Tesseract Labs is structured like a real company — except every seat is an AI agent, and the only human is me. Agent Knox runs it as CEO: orchestrating crons, dispatching work, and reporting up. I reach him on his own phone number for voice 1:1s, and I watch the whole fleet through Mission Control, the comms-and-observability app the company built for itself.
Beneath the CEO sits a six-expert Board of Directors, a Chief of Staff that aggregates fleet status, and a C-suite of specialists. Below them, Director agents each own a set of apps, and manager agents own individual systems one-to-one. There is an agent whose only job is to run Invictus; it reports up its Director, to the C-suite, to the Chief of Staff, to the CEO. A real chain of command — owner → director → C-suite → Chief of Staff → CEO → me.
Authority is enforced by the Principal broker: per-agent ceilings on what each can read, write, and trigger, plus a four-level kill switch — pause an agent, a team, a swarm, or everything.
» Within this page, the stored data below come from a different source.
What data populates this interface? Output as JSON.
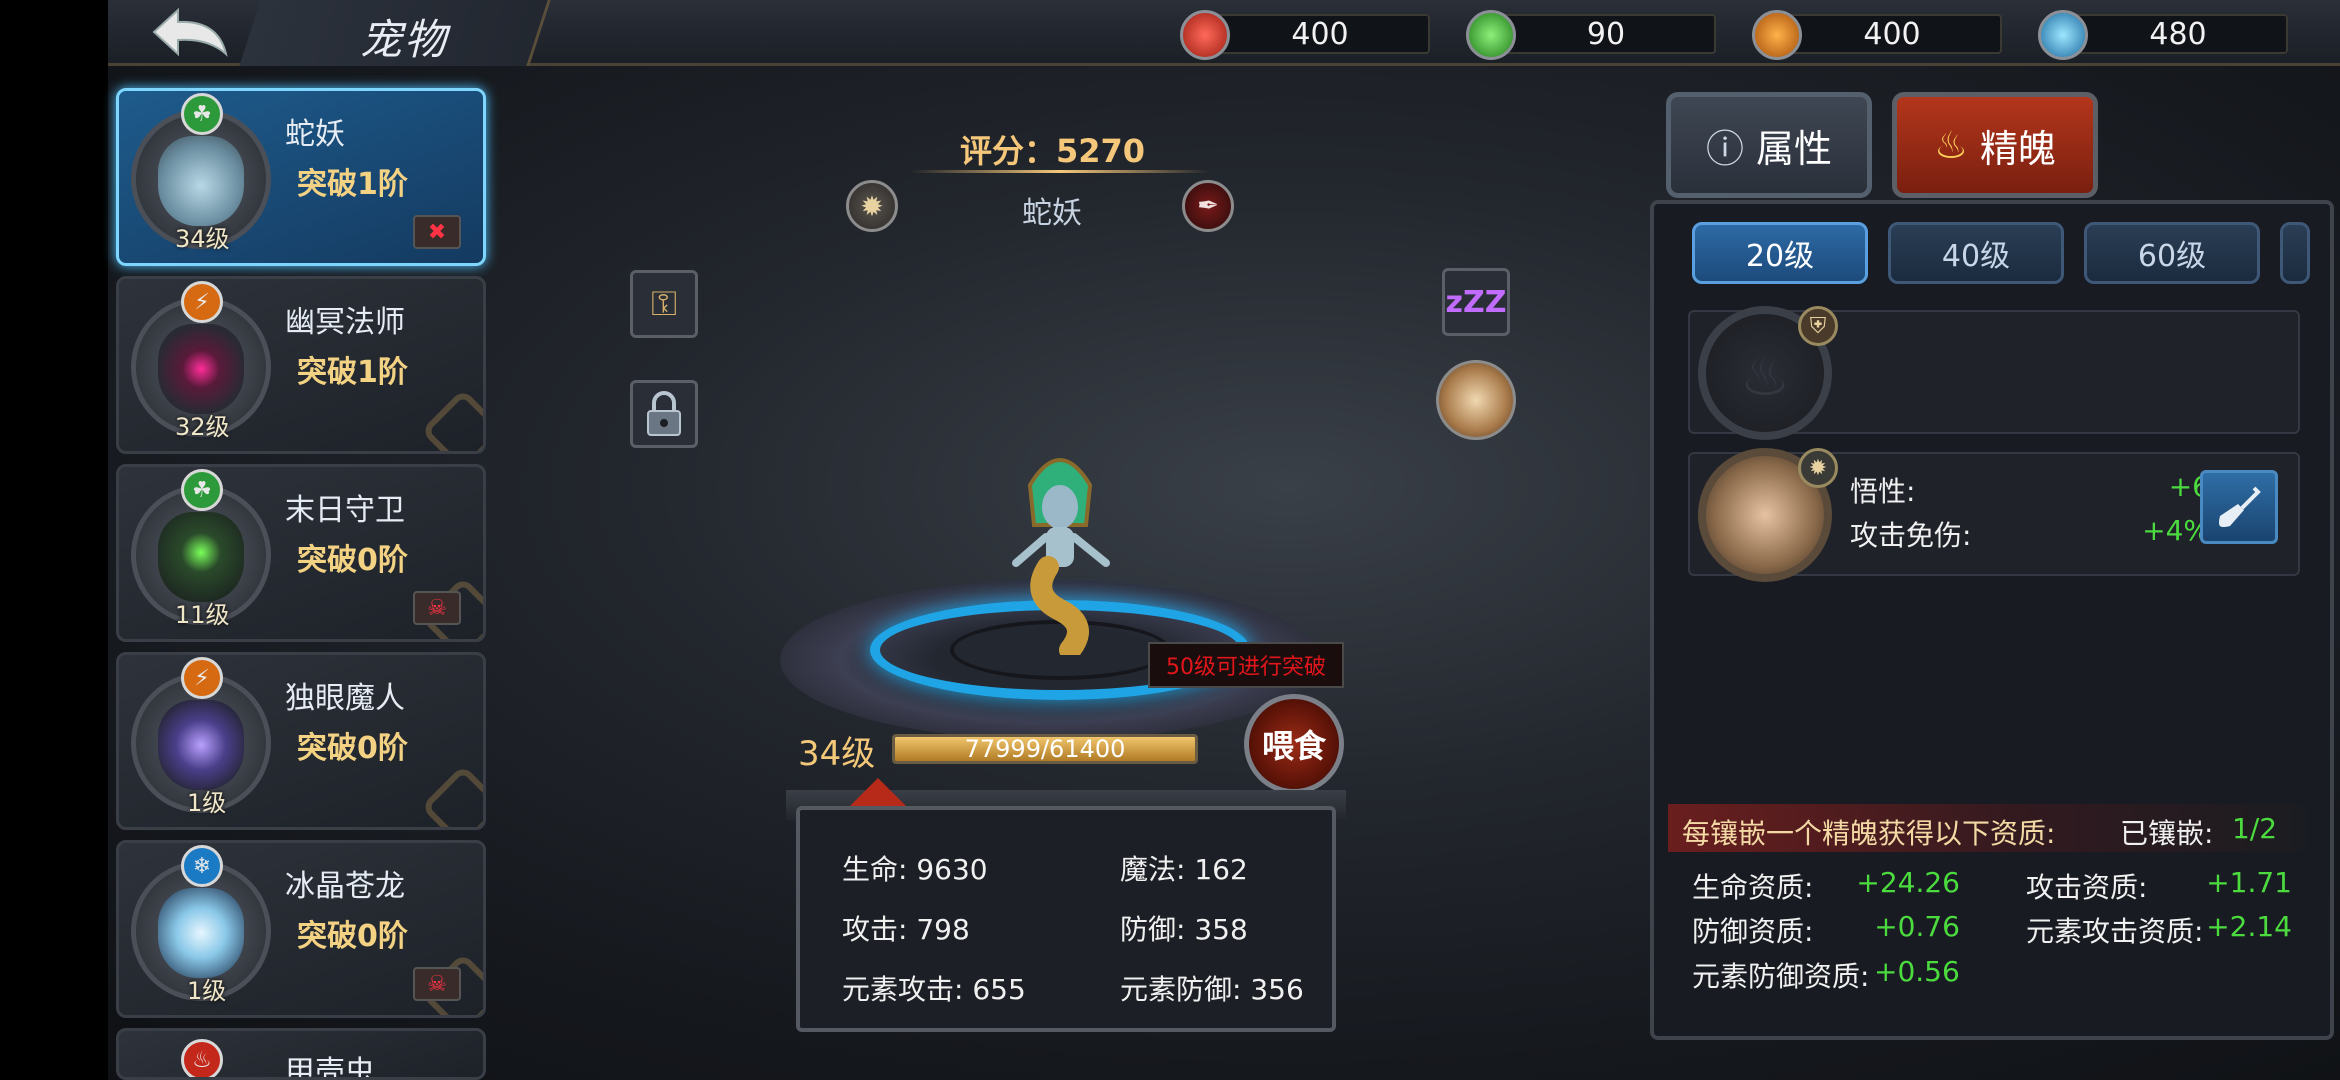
{
  "header": {
    "title": "宠物"
  },
  "resources": [
    {
      "name": "red-gem",
      "color": "#d63a2b",
      "value": "400"
    },
    {
      "name": "green-gem",
      "color": "#3fae3a",
      "value": "90"
    },
    {
      "name": "orange-gem",
      "color": "#e07a1c",
      "value": "400"
    },
    {
      "name": "blue-gem",
      "color": "#2a9fe0",
      "value": "480"
    }
  ],
  "pets": [
    {
      "name": "蛇妖",
      "break": "突破1阶",
      "level": "34级",
      "element": "green",
      "face": "#6aa3b8"
    },
    {
      "name": "幽冥法师",
      "break": "突破1阶",
      "level": "32级",
      "element": "orange",
      "face": "#8a2a5a"
    },
    {
      "name": "末日守卫",
      "break": "突破0阶",
      "level": "11级",
      "element": "green",
      "face": "#3a5a3a"
    },
    {
      "name": "独眼魔人",
      "break": "突破0阶",
      "level": "1级",
      "element": "orange",
      "face": "#4a4a8a"
    },
    {
      "name": "冰晶苍龙",
      "break": "突破0阶",
      "level": "1级",
      "element": "blue",
      "face": "#8ac8e8"
    },
    {
      "name": "甲壳虫",
      "element": "red"
    }
  ],
  "center": {
    "score": "评分：5270",
    "pet_name": "蛇妖",
    "level": "34级",
    "exp_text": "77999/61400",
    "exp_fraction": 1.0,
    "break_tip": "50级可进行突破",
    "feed": "喂食"
  },
  "stats": {
    "hp": "生命: 9630",
    "mp": "魔法: 162",
    "atk": "攻击: 798",
    "def": "防御: 358",
    "eatk": "元素攻击: 655",
    "edef": "元素防御: 356"
  },
  "right": {
    "tab_attr": "属性",
    "tab_soul": "精魄",
    "level_tabs": [
      "20级",
      "40级",
      "60级"
    ],
    "slot2": {
      "label1": "悟性:",
      "val1": "+6",
      "label2": "攻击免伤:",
      "val2": "+4%"
    },
    "bonus_title": "每镶嵌一个精魄获得以下资质:",
    "inlay_label": "已镶嵌:",
    "inlay_value": "1/2",
    "aptitudes": [
      {
        "label": "生命资质:",
        "value": "+24.26"
      },
      {
        "label": "攻击资质:",
        "value": "+1.71"
      },
      {
        "label": "防御资质:",
        "value": "+0.76"
      },
      {
        "label": "元素攻击资质:",
        "value": "+2.14"
      },
      {
        "label": "元素防御资质:",
        "value": "+0.56"
      }
    ]
  }
}
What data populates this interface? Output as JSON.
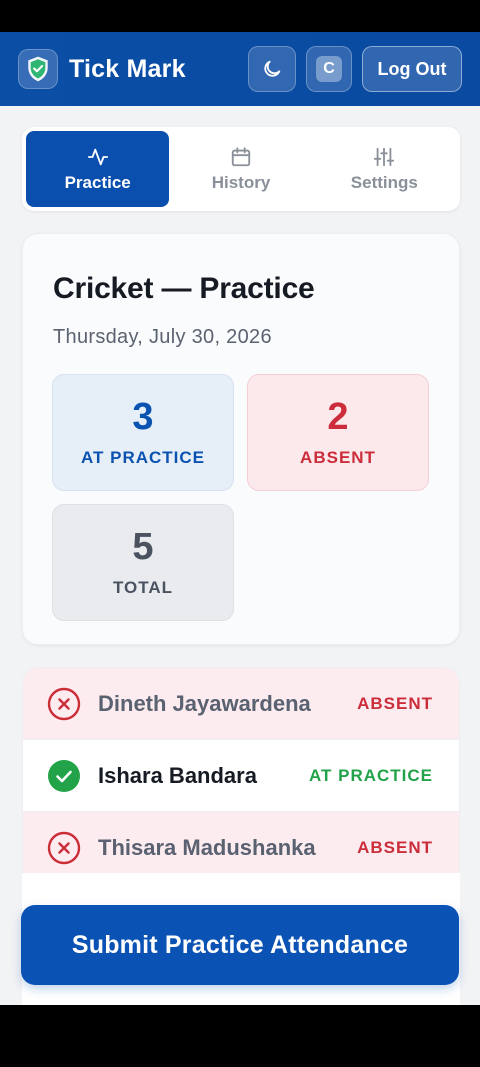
{
  "app": {
    "title": "Tick Mark"
  },
  "header": {
    "avatar_initial": "C",
    "logout_label": "Log Out"
  },
  "tabs": [
    {
      "label": "Practice",
      "icon": "activity-icon",
      "active": true
    },
    {
      "label": "History",
      "icon": "calendar-icon",
      "active": false
    },
    {
      "label": "Settings",
      "icon": "sliders-icon",
      "active": false
    }
  ],
  "session": {
    "title": "Cricket — Practice",
    "date": "Thursday, July 30, 2026"
  },
  "stats": {
    "practice": {
      "value": "3",
      "label": "AT PRACTICE"
    },
    "absent": {
      "value": "2",
      "label": "ABSENT"
    },
    "total": {
      "value": "5",
      "label": "TOTAL"
    }
  },
  "players": [
    {
      "name": "Dineth Jayawardena",
      "status": "ABSENT"
    },
    {
      "name": "Ishara Bandara",
      "status": "AT PRACTICE"
    },
    {
      "name": "Thisara Madushanka",
      "status": "ABSENT"
    }
  ],
  "submit_label": "Submit Practice Attendance",
  "colors": {
    "primary": "#0a4fae",
    "absent": "#cc2d3b",
    "present": "#22a34a"
  }
}
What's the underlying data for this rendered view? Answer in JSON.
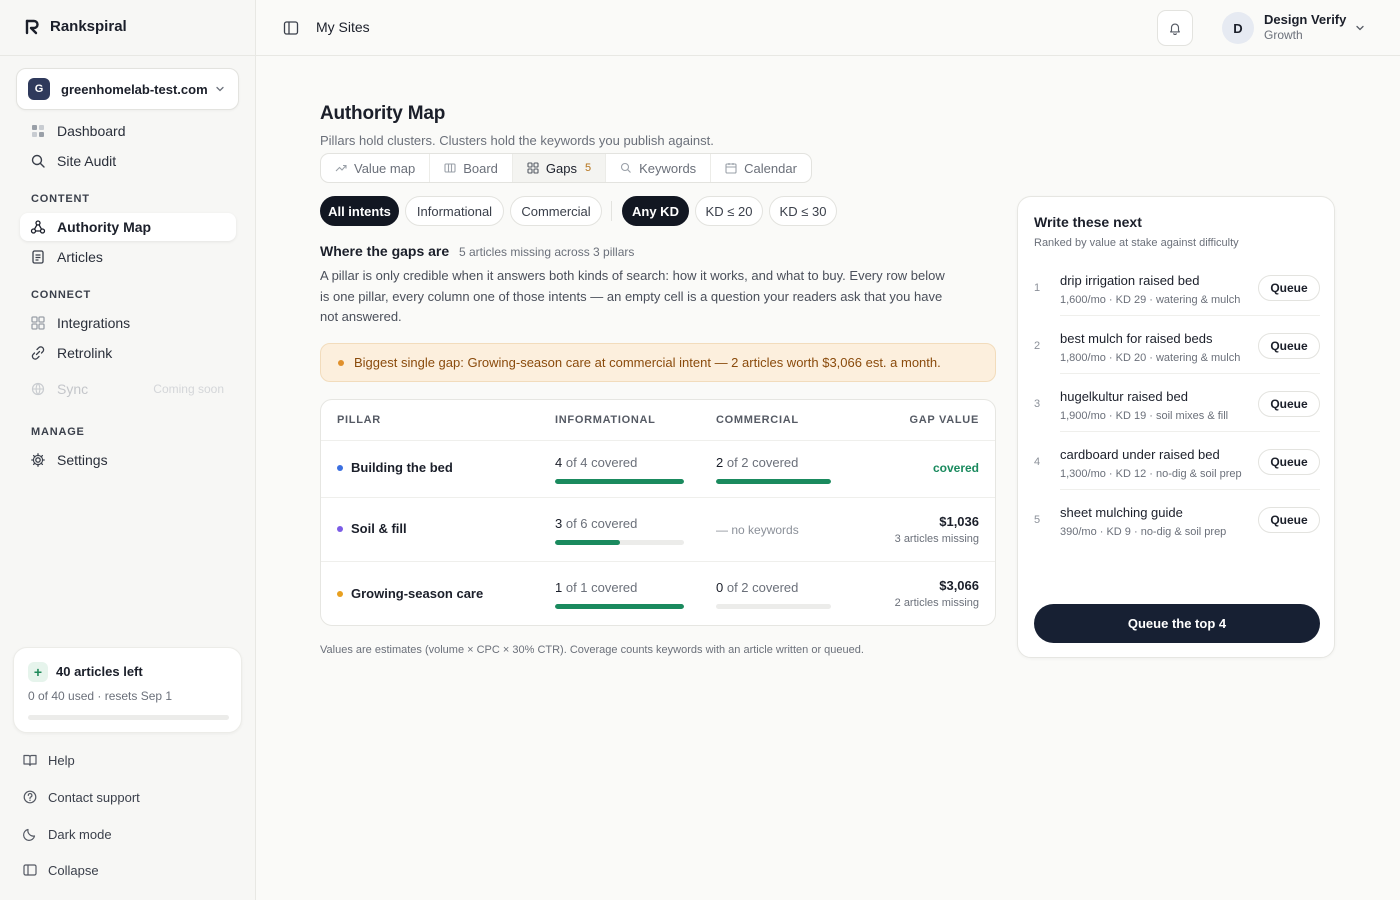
{
  "brand": {
    "name": "Rankspiral"
  },
  "site": {
    "initial": "G",
    "name": "greenhomelab-test.com"
  },
  "nav": {
    "dashboard": "Dashboard",
    "site_audit": "Site Audit",
    "content_label": "CONTENT",
    "authority_map": "Authority Map",
    "articles": "Articles",
    "connect_label": "CONNECT",
    "integrations": "Integrations",
    "retrolink": "Retrolink",
    "sync": "Sync",
    "sync_badge": "Coming soon",
    "manage_label": "MANAGE",
    "settings": "Settings"
  },
  "credits": {
    "title": "40 articles left",
    "sub": "0 of 40 used · resets Sep 1",
    "used_fraction": 0
  },
  "footer": {
    "help": "Help",
    "contact": "Contact support",
    "dark_mode": "Dark mode",
    "collapse": "Collapse"
  },
  "topbar": {
    "breadcrumb": "My Sites",
    "user_initial": "D",
    "user_name": "Design Verify",
    "user_plan": "Growth"
  },
  "page": {
    "title": "Authority Map",
    "subtitle": "Pillars hold clusters. Clusters hold the keywords you publish against."
  },
  "tabs": [
    {
      "label": "Value map",
      "icon": "trend-icon"
    },
    {
      "label": "Board",
      "icon": "board-icon"
    },
    {
      "label": "Gaps",
      "icon": "grid-icon",
      "count": "5"
    },
    {
      "label": "Keywords",
      "icon": "search-icon"
    },
    {
      "label": "Calendar",
      "icon": "calendar-icon"
    }
  ],
  "filters": {
    "intent": [
      "All intents",
      "Informational",
      "Commercial"
    ],
    "kd": [
      "Any KD",
      "KD ≤ 20",
      "KD ≤ 30"
    ]
  },
  "gaps": {
    "heading": "Where the gaps are",
    "meta": "5 articles missing across 3 pillars",
    "description": "A pillar is only credible when it answers both kinds of search: how it works, and what to buy. Every row below is one pillar, every column one of those intents — an empty cell is a question your readers ask that you have not answered.",
    "callout": "Biggest single gap: Growing-season care at commercial intent — 2 articles worth $3,066 est. a month."
  },
  "table": {
    "headers": {
      "pillar": "PILLAR",
      "informational": "INFORMATIONAL",
      "commercial": "COMMERCIAL",
      "gap_value": "GAP VALUE"
    },
    "rows": [
      {
        "pillar": "Building the bed",
        "dot_color": "#3b6fe0",
        "info_num": "4",
        "info_rest": " of 4 covered",
        "info_fraction": 1.0,
        "comm_num": "2",
        "comm_rest": " of 2 covered",
        "comm_fraction": 1.0,
        "gap_value": "covered"
      },
      {
        "pillar": "Soil & fill",
        "dot_color": "#7b5ce6",
        "info_num": "3",
        "info_rest": " of 6 covered",
        "info_fraction": 0.5,
        "comm_none": "— no keywords",
        "gap_value": "$1,036",
        "gap_missing": "3 articles missing"
      },
      {
        "pillar": "Growing-season care",
        "dot_color": "#e8a020",
        "info_num": "1",
        "info_rest": " of 1 covered",
        "info_fraction": 1.0,
        "comm_num": "0",
        "comm_rest": " of 2 covered",
        "comm_fraction": 0,
        "gap_value": "$3,066",
        "gap_missing": "2 articles missing"
      }
    ]
  },
  "footnote": "Values are estimates (volume × CPC × 30% CTR). Coverage counts keywords with an article written or queued.",
  "next": {
    "title": "Write these next",
    "subtitle": "Ranked by value at stake against difficulty",
    "items": [
      {
        "num": "1",
        "keyword": "drip irrigation raised bed",
        "meta": "1,600/mo · KD 29 · watering & mulch",
        "action": "Queue"
      },
      {
        "num": "2",
        "keyword": "best mulch for raised beds",
        "meta": "1,800/mo · KD 20 · watering & mulch",
        "action": "Queue"
      },
      {
        "num": "3",
        "keyword": "hugelkultur raised bed",
        "meta": "1,900/mo · KD 19 · soil mixes & fill",
        "action": "Queue"
      },
      {
        "num": "4",
        "keyword": "cardboard under raised bed",
        "meta": "1,300/mo · KD 12 · no-dig & soil prep",
        "action": "Queue"
      },
      {
        "num": "5",
        "keyword": "sheet mulching guide",
        "meta": "390/mo · KD 9 · no-dig & soil prep",
        "action": "Queue"
      }
    ],
    "cta": "Queue the top 4"
  }
}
The whole org can run hot without running wild.
The unlock was never the models or the prompts. It was the org structure. A company has a CEO who routes decisions, board members who own domains, and teams with defined scopes — not one human context-switching between every function. Once I stopped asking "what should the agents do?" and started asking "what would a company do?", the agents started performing at their ceiling. This is the holding entity behind every system on this page.